Hablando con los dos hermanos, nadie les asociaría con la imagen de intransigentes racistas que muchos tienen del votante del UKIP. “El sitio que más me gusta del mundo es el sur de Francia”, recalca él, y subraya que su apellido es alemán. “Y España, sobre todo el sur de España”, añade ella. La pérdida de la identidad flota a menudo en el ambiente a la hora de explicar el auge del UKIP. Muchos de sus votantes sienten que la cesión de soberanía a la UE y la masiva llegada de inmigrantes tras el ingreso de los países del Este son las herramientas con las que ese enemigo intangible llamado Europa ha ido socavando su identidad.

¿Es eso cierto? ¿Está realmente Gran Bretaña embarcada en un viaje incontrolable hacia la uniformidad?

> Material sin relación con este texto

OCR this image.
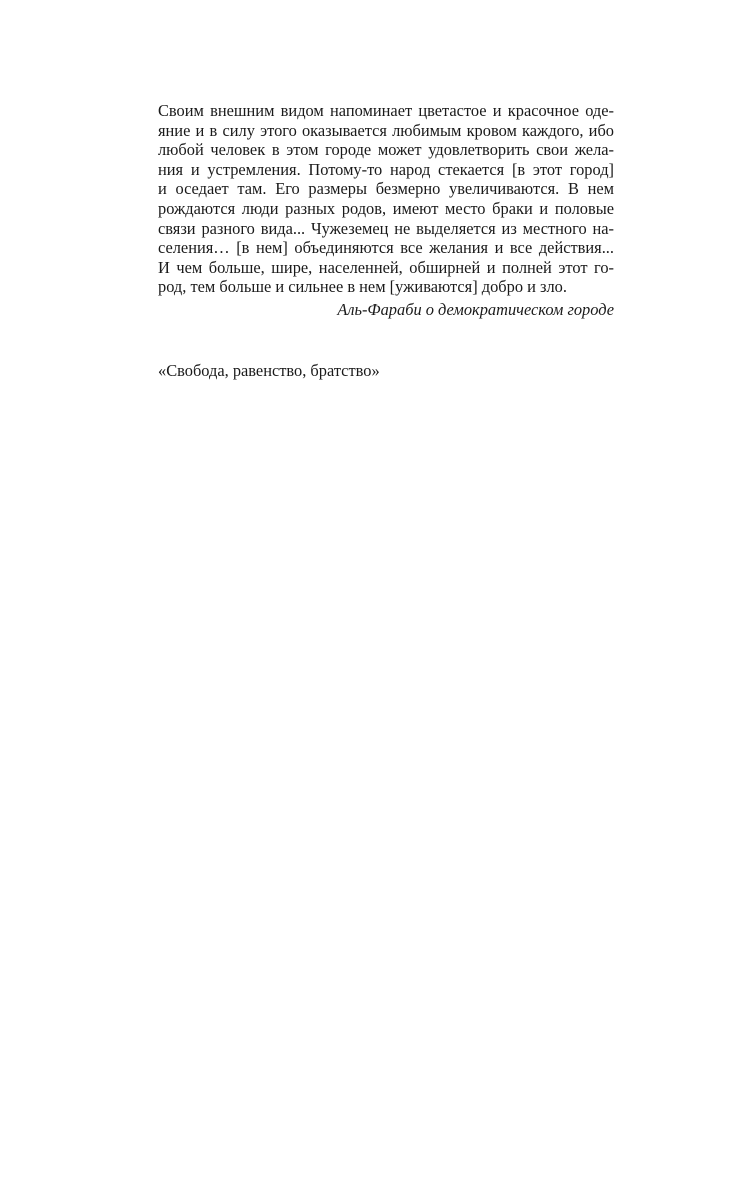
Своим внешним видом напоминает цветастое и красочное оде-
яние и в силу этого оказывается любимым кровом каждого, ибо
любой человек в этом городе может удовлетворить свои жела-
ния и устремления. Потому-то народ стекается [в этот город]
и оседает там. Его размеры безмерно увеличиваются. В нем
рождаются люди разных родов, имеют место браки и половые
связи разного вида... Чужеземец не выделяется из местного на-
селения… [в нем] объединяются все желания и все действия...
И чем больше, шире, населенней, обширней и полней этот го-
род, тем больше и сильнее в нем [уживаются] добро и зло.
Аль-Фараби о демократическом городе
«Свобода, равенство, братство»
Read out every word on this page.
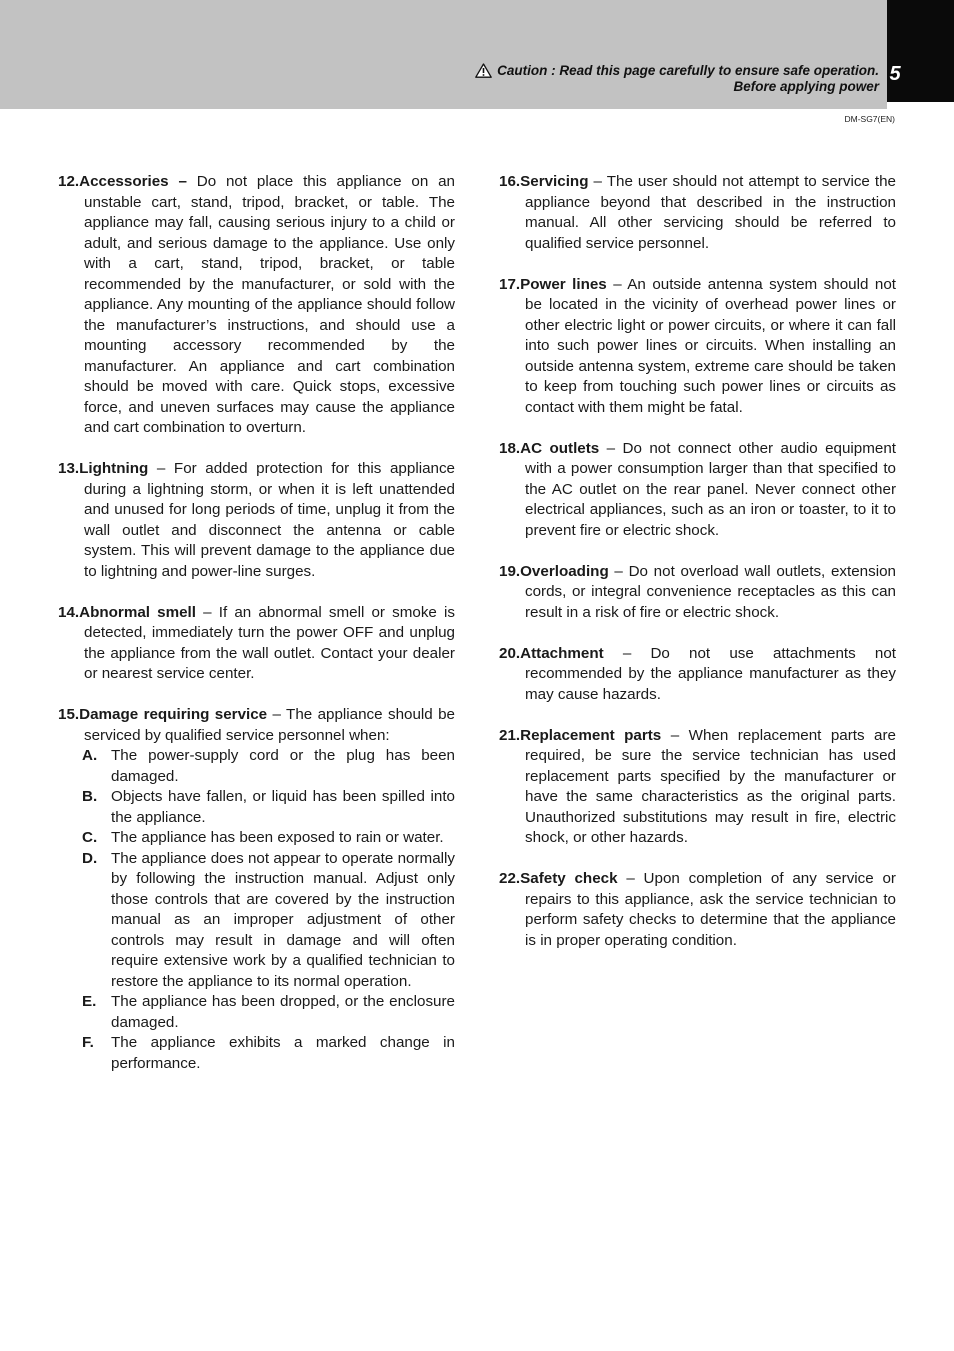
5
Caution : Read this page carefully to ensure safe operation.
Before applying power
DM-SG7(EN)

12.Accessories – Do not place this appliance on an unstable cart, stand, tripod, bracket, or table. The appliance may fall, causing serious injury to a child or adult, and serious damage to the appliance. Use only with a cart, stand, tripod, bracket, or table recommended by the manufacturer, or sold with the appliance. Any mounting of the appliance should follow the manufacturer’s instructions, and should use a mounting accessory recommended by the manufacturer. An appliance and cart combination should be moved with care. Quick stops, excessive force, and uneven surfaces may cause the appliance and cart combination to overturn.

13.Lightning – For added protection for this appliance during a lightning storm, or when it is left unattended and unused for long periods of time, unplug it from the wall outlet and disconnect the antenna or cable system. This will prevent damage to the appliance due to lightning and power-line surges.

14.Abnormal smell – If an abnormal smell or smoke is detected, immediately turn the power OFF and unplug the appliance from the wall outlet. Contact your dealer or nearest service center.

15.Damage requiring service – The appliance should be serviced by qualified service personnel when:

A. The power-supply cord or the plug has been damaged.
B. Objects have fallen, or liquid has been spilled into the appliance.
C. The appliance has been exposed to rain or water.
D. The appliance does not appear to operate normally by following the instruction manual. Adjust only those controls that are covered by the instruction manual as an improper adjustment of other controls may result in damage and will often require extensive work by a qualified technician to restore the appliance to its normal operation.
E. The appliance has been dropped, or the enclosure damaged.
F. The appliance exhibits a marked change in performance.

16.Servicing – The user should not attempt to service the appliance beyond that described in the instruction manual. All other servicing should be referred to qualified service personnel.

17.Power lines – An outside antenna system should not be located in the vicinity of overhead power lines or other electric light or power circuits, or where it can fall into such power lines or circuits. When installing an outside antenna system, extreme care should be taken to keep from touching such power lines or circuits as contact with them might be fatal.

18.AC outlets – Do not connect other audio equipment with a power consumption larger than that specified to the AC outlet on the rear panel. Never connect other electrical appliances, such as an iron or toaster, to it to prevent fire or electric shock.

19.Overloading – Do not overload wall outlets, extension cords, or integral convenience receptacles as this can result in a risk of fire or electric shock.

20.Attachment – Do not use attachments not recommended by the appliance manufacturer as they may cause hazards.

21.Replacement parts – When replacement parts are required, be sure the service technician has used replacement parts specified by the manufacturer or have the same characteristics as the original parts. Unauthorized substitutions may result in fire, electric shock, or other hazards.

22.Safety check – Upon completion of any service or repairs to this appliance, ask the service technician to perform safety checks to determine that the appliance is in proper operating condition.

Y, sobre todo, ¿tiene Europa la culpa de eso? No está tan claro. Un estudio encargado en diciembre pasado por el donante conservador lord Ashcroft acerca del auge del UKIP da a entender que las razones van más allá: “Desde luego, aquellos que se ven atraídos por el UKIP están más preocupados que la media por la inmigración y de vez en cuando se quejan de la contribución británica a la UE o el gasto en ayuda externa”, escribía Ashcroft. “Pero eso forma parte a menudo de una insatisfacción más grande sobre su percepción de cómo van las cosas en Gran Bretaña: en las escuelas, dicen, ya no se puede hacer teatro navideño o montar festivales; ya no puedes ondear la bandera de San Jorge; a la Navidad ya no se le puede llamar Navidad [Christmas en inglés]; en la policía solo asciendes si eres de una minoría étnica; no puedes llevar una camiseta de Inglaterra en el autobús; no te dan vivienda social si no eres inmigrante; no puedes hablar de esas cosas porque te llaman racista; no puedes darle un bofetón a tu hijo”.

Una ensalada de quejas en la que todo se mezcla y que no tiene demasiado que ver con la UE. El éxito del UKIP, sin embargo, ha sido echar a Europa y a los inmigrantes la culpa de muchas de esas frustraciones, a las que se pueden añadir otras a menudo citadas por Nigel Farage, desde la prohibición de la caza del zorro a los controles de alcoholemia en las carreteras rurales o la prohibición de fumar en los pubs. Detrás de esas quejas palpita la pérdida de identidad a la que aludía Keith Grossmith, pero muchos de esos cambios son más consecuencia de la evolución del mundo y sus usos y costumbres que de las normativas de Bruselas.